Полная версия:
Куда ведет тропинка
– … не коверкать фамилию Геракла.
Маша повторила, чувствуя себя попугаем в дурном сне. Да кому это слово нужно! Если Герыч снова полезет, какое удовольствие будет вновь обозвать его!
–Услышано и засвидетельствовано, – серьёзно заявила учительница, и Маше вновь почудился удар грома, да что же такое!
Галлюцинации какие-то, право слово. Но запах озона? Такой резкий, такой реальный… И со словом, наверное, всё не так просто. Обещала не обзывать гориллу, значит, придётся теперь не обзывать, а не то… Что конкретно «не то», Маша не взялась бы объяснить. Зато очень хорошо чувствовала: нарушит слово и ей не сдобровать.
«Не связывайся с Марфой: раскатает», – эхом отдался в памяти голос Носатой.
– Вы уже не ребёнок, – мягко сказала Марфа Кузьминична. – Вы – взрослая девушка, вам… сколько вам уже?
– Почти семнадцать! – с вызовом ответила Маша.
– Почти семнадцать… Сто лет назад у вас к этому возрасту уже был бы на руках пяток детей. Сейчас другое время.
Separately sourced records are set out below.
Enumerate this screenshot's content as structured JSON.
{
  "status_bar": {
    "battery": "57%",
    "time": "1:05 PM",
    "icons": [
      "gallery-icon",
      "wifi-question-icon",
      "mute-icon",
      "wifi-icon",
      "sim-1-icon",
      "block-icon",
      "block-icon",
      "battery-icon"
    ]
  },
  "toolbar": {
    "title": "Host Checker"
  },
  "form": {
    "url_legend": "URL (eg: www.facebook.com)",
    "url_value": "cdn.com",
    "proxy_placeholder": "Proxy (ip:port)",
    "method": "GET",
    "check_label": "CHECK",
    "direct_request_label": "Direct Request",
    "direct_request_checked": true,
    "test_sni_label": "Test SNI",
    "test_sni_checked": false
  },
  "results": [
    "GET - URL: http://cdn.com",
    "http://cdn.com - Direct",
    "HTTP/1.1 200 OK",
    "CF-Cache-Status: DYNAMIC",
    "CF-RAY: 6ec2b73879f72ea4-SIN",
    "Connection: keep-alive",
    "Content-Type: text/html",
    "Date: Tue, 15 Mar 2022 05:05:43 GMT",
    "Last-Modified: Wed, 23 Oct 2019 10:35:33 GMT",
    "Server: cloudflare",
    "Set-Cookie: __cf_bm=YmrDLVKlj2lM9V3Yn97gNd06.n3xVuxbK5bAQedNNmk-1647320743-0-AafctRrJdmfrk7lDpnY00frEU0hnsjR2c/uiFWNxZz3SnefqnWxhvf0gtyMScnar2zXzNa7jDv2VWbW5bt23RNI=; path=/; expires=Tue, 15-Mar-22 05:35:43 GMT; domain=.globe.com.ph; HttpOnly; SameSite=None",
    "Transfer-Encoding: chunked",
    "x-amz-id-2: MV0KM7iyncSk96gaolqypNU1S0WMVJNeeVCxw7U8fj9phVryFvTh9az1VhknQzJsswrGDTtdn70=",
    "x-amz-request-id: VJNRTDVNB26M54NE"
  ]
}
Это точно. Время другое. Маша представила себе себя же, но сто лет назад, в какой-нибудь посконной юбке до полу, с опущенной головой, этим… коромыслом… на плечах, пятью детьми рядом (один – на руках, потому что мелкий совсем), – и содрогнулась. Жизнь в семнадцать только начинается, а сто лет назад, выходит, в семнадцать она уже, считай, заканчивалась. Ну, не ужас ли?
– Полагаю, о феромонах вы не слышали, Мария? – уточнила Марфа Кузьминична.
– О феро… о чём?! – изумилась Маша.
Что школьное ископаемое знает такое слово вообще – вот это шок. Всё-таки, несмотря на загадочную грозовую силу, явный педагогический талант и знание математики, Марфу Кузьминичну невозможно было воспринять современной женщиной. Слишком стара, слишком морщиниста, голосок… ангельский…. Платье это, из позапрошлого века. Седые косы, две штуки, почти до колена. Только что вместо нафталина пахнет озоном и почему-то морской солью.
– Одним словом, мальчики будут из-за вас драться. И, может быть, даже парни постарше.
– А я-то что могу сделать? – возмутилась Маша. – Хотят драться – пусть дерутся, – она вспомнила Герыча и тошнотный его запах – пиво! – передёрнулась и решительно добавила: – Только без меня!
– Без вас не получится, – покачала головой учительница.
Она поставила локти на стол, сцепила пальцы, положила на них подбородок, долго смотрела на девушку, слегка покачивая головой.
– Вам нужно выбрать себе парня, Мария. Тогда…
– Кого?! – у Маши сдали нервы. – Кого я здесь себе выберу? Этого… Герыча? Макса, что ли? Да Макс на меня смотрит как на говно, ещё выбирать его! – горло вдруг сдавило и слёзы брызнули.
Несправедливо! Зашвырнули в это, прости господи, Гадюкино, а теперь ещё парня тут себе выбирай, из местных!
Как в руках оказался стакан с прозрачной водой, Маша не поняла, но воду выпила. Вкуснейшая оказалась вода, свежая, с отчётливым привкусом талого снега, солнца, растопившего тот снег, подземного родника, вобравшего в себя и снег и солнечное тепло и прошедшую сквозь природные фильтры чистоту.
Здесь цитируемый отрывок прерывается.